Tra i protagonisti scelti dal regista, straordinaria, campeggia su tutte la figura del cantante, Sams’k Le Jah, l’icona della scena reggae, (premiato da Amnesty International come Ambasciatore di coscienza) che Carmosino Mereu ha seguito nella tournée di enorme successo attraverso il Paese. Il suo impegno politico ricorda la figura di un grande militante, Fela Kuti. Sulla sua T-shirt campeggia una scritta molto eloquente: Chasseur de dictateur, cacciatore del dittatore e anche dopo che il dittatore è stato cacciato, il suo impegno continua e inneggia a Thomas Sankara, per tutti un eroe, un esempio da imitare. E la sua canzone che sentiamo durante i titoli di coda del film fa riferimento a un gravissimo problema attuale: “Boko Haram, lascia libere le nostre ragazze, lascia libere le nostre ragazze”!
Dopo 5 anni, infatti, tornato in Burkina, il regista scopre, anche attraverso le testimonianze di un candidato alle imminenti elezioni e un minatore impegnato nella lotta sindacale, Yiyé Constant Bazié, e Dieudonné Tagnan (Ghost), quanti siano ancora i problemi di questo Paese ricco per l’Occidente e povero per i suoi abitanti. E contro l’ingiustizia si battono coloro che lavorano in un grattacielo pretenzioso e non vengono pagati da tempo e non sanno a chi appartiene la società e che vengono respinti da muro di gomma di qualche burocrate.
E basta vedere le immagini delle miniere d’oro, piccoli appezzamenti concessi a privati per tenere buona la popolazione, dove i lavoratori coperti di polvere sono costretti a una fatica massacrante per un pugno di riso: bambini che si calano nel “buco” con una pila fissata da un elastico sulla fronte, scalzi, senza alcuna protezione, gli sguardi spenti dei disperati.

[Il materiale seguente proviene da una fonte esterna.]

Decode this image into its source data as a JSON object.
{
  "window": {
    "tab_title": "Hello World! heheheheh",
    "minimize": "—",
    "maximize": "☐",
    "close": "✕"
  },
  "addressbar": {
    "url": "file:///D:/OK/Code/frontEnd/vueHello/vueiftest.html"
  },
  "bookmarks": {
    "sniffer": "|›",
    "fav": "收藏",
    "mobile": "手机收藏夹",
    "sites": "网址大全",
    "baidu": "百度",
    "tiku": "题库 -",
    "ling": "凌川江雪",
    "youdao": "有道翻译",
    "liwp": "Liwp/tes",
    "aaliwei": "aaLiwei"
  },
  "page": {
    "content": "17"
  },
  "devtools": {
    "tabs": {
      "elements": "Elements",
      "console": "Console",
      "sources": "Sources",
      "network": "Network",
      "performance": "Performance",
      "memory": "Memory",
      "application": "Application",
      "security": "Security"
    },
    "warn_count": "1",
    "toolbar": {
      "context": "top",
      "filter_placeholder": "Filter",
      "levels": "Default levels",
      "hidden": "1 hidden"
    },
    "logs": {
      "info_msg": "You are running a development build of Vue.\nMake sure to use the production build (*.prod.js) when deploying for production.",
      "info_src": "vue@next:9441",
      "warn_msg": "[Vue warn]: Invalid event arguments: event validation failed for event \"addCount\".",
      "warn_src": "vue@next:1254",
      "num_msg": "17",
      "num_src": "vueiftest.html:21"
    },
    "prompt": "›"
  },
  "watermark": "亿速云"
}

Riccardo Noury, portavoce di Amnesty International Italia, ha dichiarato:”Il Burkina Faso è un Paese tormentato. Le storie di attivismo e di resistenza raccontate da questo film ci dicono che meriterebbe un destino migliore”. Ne sono profondamente convinta e penso che sia molto importante vedere questo documentario, non lasciatevelo sfuggire.
Il film potrà essere visto anche on line (su MyMovies, dalle 22 di domenica 4 settembre fino alle 22 di venerdì 9 settembre, info qui) e dopo il festival nelle sale.
Il Paese delle persone integre è prodotto da Christian Carmosino Mereu ,Vito Zagarrio, il Dipartimento Filosofia, Comunicazione e Spettacolo – Università degli Studi Roma Tre, DocFest Productions,Indyca con il patrocinio di Amnesty International Italia, media partner Zalab, distribuzione internazionale Deckert Distribution.